How To Start A Quilt Business
So You Want To Sell Quilts...
I periodically get emails from site visitors who want to work at home and start their own quilt business. There are two parts of having a quilt business: actually making quilts, and running the business. The two together sometimes can be a challenge. Here are some basics about running a home quilt business:
How Much Does It Cost?
Too many people don't have a clue what it costs to make something - and understandably are scared to find out!? Focus on one item you like to make and break it down: cost of supplies, equipment use, your time. Can you get supplies wholesale? Can you change the price if you make several at once? How many would you have to make to bring the price down. Also consider what people are paying for when buying a similar item. You'll soon find there are a number of cost and supply issues that change when you are thinking of making many of one item.
Come Clean and Be Honest...
Sit down in a quiet spot and list your strengths and weaknesses.
Be honest. Are you a little disorganized? Great at packing but can't generate a spread sheet if your life depends on it?
You'll need to prioritize that list and figure out how to be, or get, efficient in key areas you may not necessarily want to work in.
Who Is Your Ideal Customer
There is a tendency to think you are selling to the world when, in fact, your customer is someone quite specific. Think about who your ideal customer is and keep that person in mind as you set up your business. You can add other customer categories later but you need to start with one particular kind of customer so you will know how to meet that person's interests and needs.
Get to Know What It Means to Run A Business
- Talk to a lawyer and an accountant. Get a sense for the records you need to keep.
- Ask about how best to set up the business: sole proprietorship v. S corporations v. limited partnerships. If for no other reason, if you want to buy your supplies wholesale or get a little grace period before you pay bills, you're going to need to organize into some sort of registered business.
- Take the work at home idea out for a test. Try selling on Etsy. This will give you a taste of what it's like to sell. You can also try Ebay. Both market places make the selling process easy.
- You'll need to sort out how to best take pictures, fully describe products, ship and take payments. It can be time-consuming at first but once you set up your business support systems, and understand the processes, it will go faster.
- When you're first starting, you're always selling so make a visual book of your product photos so you can show anyone who shows an interest.
- It will also help you determine whether people will be interested in buying your products.
- Visit other small business people. Ask them what they like most, least, etc. If you can, spend a day with them to see how things evolve with suppliers, customers, family members.
- If you don't know of anybody, contact your local AARP chapter, business or vocational school or chamber of commerce. Most offer either classes or have personnel who can help you talk things through for free.
- Observe and participate in local arts and crafts shows, farmers markets, Xmas bazaars. Being a part of those will give you a feeling for what it's like to plan for the event, handle customers, see what people are buying and at what price, etc. Often people find out they don't like the selling part and prefer just the making part. Find this out early before you make any sizable financial investment in your home business.

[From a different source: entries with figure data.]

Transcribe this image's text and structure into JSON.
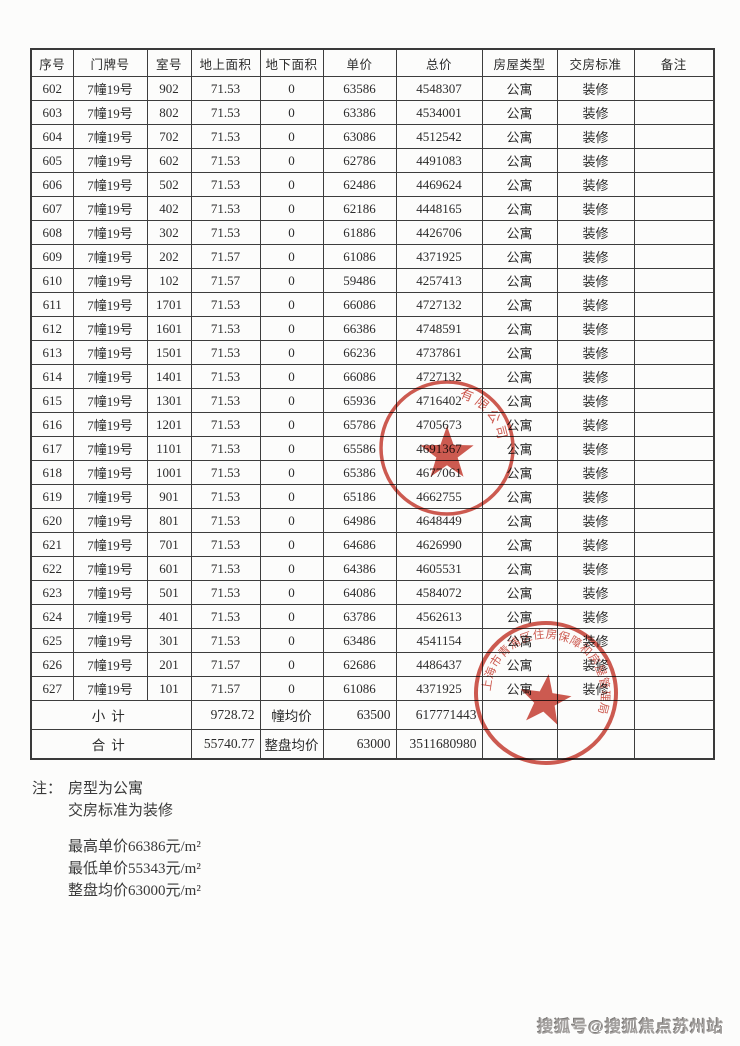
{
  "table": {
    "headers": [
      "序号",
      "门牌号",
      "室号",
      "地上面积",
      "地下面积",
      "单价",
      "总价",
      "房屋类型",
      "交房标准",
      "备注"
    ],
    "rows": [
      [
        "602",
        "7幢19号",
        "902",
        "71.53",
        "0",
        "63586",
        "4548307",
        "公寓",
        "装修",
        ""
      ],
      [
        "603",
        "7幢19号",
        "802",
        "71.53",
        "0",
        "63386",
        "4534001",
        "公寓",
        "装修",
        ""
      ],
      [
        "604",
        "7幢19号",
        "702",
        "71.53",
        "0",
        "63086",
        "4512542",
        "公寓",
        "装修",
        ""
      ],
      [
        "605",
        "7幢19号",
        "602",
        "71.53",
        "0",
        "62786",
        "4491083",
        "公寓",
        "装修",
        ""
      ],
      [
        "606",
        "7幢19号",
        "502",
        "71.53",
        "0",
        "62486",
        "4469624",
        "公寓",
        "装修",
        ""
      ],
      [
        "607",
        "7幢19号",
        "402",
        "71.53",
        "0",
        "62186",
        "4448165",
        "公寓",
        "装修",
        ""
      ],
      [
        "608",
        "7幢19号",
        "302",
        "71.53",
        "0",
        "61886",
        "4426706",
        "公寓",
        "装修",
        ""
      ],
      [
        "609",
        "7幢19号",
        "202",
        "71.57",
        "0",
        "61086",
        "4371925",
        "公寓",
        "装修",
        ""
      ],
      [
        "610",
        "7幢19号",
        "102",
        "71.57",
        "0",
        "59486",
        "4257413",
        "公寓",
        "装修",
        ""
      ],
      [
        "611",
        "7幢19号",
        "1701",
        "71.53",
        "0",
        "66086",
        "4727132",
        "公寓",
        "装修",
        ""
      ],
      [
        "612",
        "7幢19号",
        "1601",
        "71.53",
        "0",
        "66386",
        "4748591",
        "公寓",
        "装修",
        ""
      ],
      [
        "613",
        "7幢19号",
        "1501",
        "71.53",
        "0",
        "66236",
        "4737861",
        "公寓",
        "装修",
        ""
      ],
      [
        "614",
        "7幢19号",
        "1401",
        "71.53",
        "0",
        "66086",
        "4727132",
        "公寓",
        "装修",
        ""
      ],
      [
        "615",
        "7幢19号",
        "1301",
        "71.53",
        "0",
        "65936",
        "4716402",
        "公寓",
        "装修",
        ""
      ],
      [
        "616",
        "7幢19号",
        "1201",
        "71.53",
        "0",
        "65786",
        "4705673",
        "公寓",
        "装修",
        ""
      ],
      [
        "617",
        "7幢19号",
        "1101",
        "71.53",
        "0",
        "65586",
        "4691367",
        "公寓",
        "装修",
        ""
      ],
      [
        "618",
        "7幢19号",
        "1001",
        "71.53",
        "0",
        "65386",
        "4677061",
        "公寓",
        "装修",
        ""
      ],
      [
        "619",
        "7幢19号",
        "901",
        "71.53",
        "0",
        "65186",
        "4662755",
        "公寓",
        "装修",
        ""
      ],
      [
        "620",
        "7幢19号",
        "801",
        "71.53",
        "0",
        "64986",
        "4648449",
        "公寓",
        "装修",
        ""
      ],
      [
        "621",
        "7幢19号",
        "701",
        "71.53",
        "0",
        "64686",
        "4626990",
        "公寓",
        "装修",
        ""
      ],
      [
        "622",
        "7幢19号",
        "601",
        "71.53",
        "0",
        "64386",
        "4605531",
        "公寓",
        "装修",
        ""
      ],
      [
        "623",
        "7幢19号",
        "501",
        "71.53",
        "0",
        "64086",
        "4584072",
        "公寓",
        "装修",
        ""
      ],
      [
        "624",
        "7幢19号",
        "401",
        "71.53",
        "0",
        "63786",
        "4562613",
        "公寓",
        "装修",
        ""
      ],
      [
        "625",
        "7幢19号",
        "301",
        "71.53",
        "0",
        "63486",
        "4541154",
        "公寓",
        "装修",
        ""
      ],
      [
        "626",
        "7幢19号",
        "201",
        "71.57",
        "0",
        "62686",
        "4486437",
        "公寓",
        "装修",
        ""
      ],
      [
        "627",
        "7幢19号",
        "101",
        "71.57",
        "0",
        "61086",
        "4371925",
        "公寓",
        "装修",
        ""
      ]
    ],
    "subtotal_row": {
      "label": "小计",
      "area": "9728.72",
      "avg_label": "幢均价",
      "avg_price": "63500",
      "total": "617771443"
    },
    "total_row": {
      "label": "合计",
      "area": "55740.77",
      "avg_label": "整盘均价",
      "avg_price": "63000",
      "total": "3511680980"
    }
  },
  "notes": {
    "label": "注：",
    "lines": [
      "房型为公寓",
      "交房标准为装修"
    ],
    "price_lines": [
      "最高单价66386元/m²",
      "最低单价55343元/m²",
      "整盘均价63000元/m²"
    ]
  },
  "stamps": {
    "company_seal": {
      "arc_text": "有限公司",
      "color": "#c5362a"
    },
    "government_seal": {
      "arc_text": "上海市青浦区住房保障和房屋管理局",
      "color": "#c5362a"
    }
  },
  "watermark": {
    "text": "搜狐号@搜狐焦点苏州站"
  }
}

- Develop a written business plan. If you talk to professionals who have watched businesses go under, they'll tell you there are three reasons why most beginning businesses don't make it. Not thinking things through is a big one. Go online, find yourself a free business plan and walk yourself through it.

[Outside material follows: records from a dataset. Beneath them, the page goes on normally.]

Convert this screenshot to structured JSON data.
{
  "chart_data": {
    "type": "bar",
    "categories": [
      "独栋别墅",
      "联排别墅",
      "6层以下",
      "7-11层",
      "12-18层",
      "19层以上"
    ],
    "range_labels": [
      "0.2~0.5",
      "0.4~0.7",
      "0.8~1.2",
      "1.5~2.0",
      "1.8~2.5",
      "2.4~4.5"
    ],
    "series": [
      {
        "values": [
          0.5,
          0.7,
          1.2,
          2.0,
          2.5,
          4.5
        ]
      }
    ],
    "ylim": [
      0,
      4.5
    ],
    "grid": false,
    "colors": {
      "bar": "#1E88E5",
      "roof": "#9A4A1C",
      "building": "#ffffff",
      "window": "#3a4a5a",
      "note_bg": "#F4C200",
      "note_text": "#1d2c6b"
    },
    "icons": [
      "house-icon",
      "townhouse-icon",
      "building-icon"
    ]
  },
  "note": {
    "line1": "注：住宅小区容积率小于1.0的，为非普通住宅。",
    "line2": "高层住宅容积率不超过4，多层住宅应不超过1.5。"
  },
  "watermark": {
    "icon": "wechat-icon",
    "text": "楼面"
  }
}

- Check with your local university extension office or chamber of commerce. They often have business assistance programs that can also walk you through a plan. Really. Those plans will identify areas you have perhaps not considered, give you some questions to help you define success and, overall, give you a good sense of what it takes to run a business.
- Be kind to your banker! This is the second reason most beginning companies don't make it. They didn't plan enough start up money to get them past the hump. We have all heard the stories of millionaires who started with $500 in savings. What they haven't told you is that somewhere along the way they sat down with a financial advisor who helped them with a financing plan based on that business plan. The usual rule of thumb is have enough money on hand for 2-5 years.
- Be careful of - oops - growing too fast. That's the third reason small businesses fail, not being able to efficiently and effectively keep up. Marketing specialists will tell you that for every positive sale, you are lucky if the customer shares a positive comment 3 to 5 times. Make one bad sale and that person will tell at least 7-10 people. Once you get behind and make errors and bad sales, it's hard to catch up so start slow. Stick with a few items, do them well, be consistent, then refer to your business plan to see what you should be doing next.
It Takes Two!
Finally, when we interviewed small business owners several years ago about their formula for success, the one key element they all mentioned was having a partner. The partner is someone you can trust, who you can bounce ideas off, who can drop that emergency shipment off at the post office. Having a partner also means you may have someone who can help with that paperwork so you can concentrate on making products.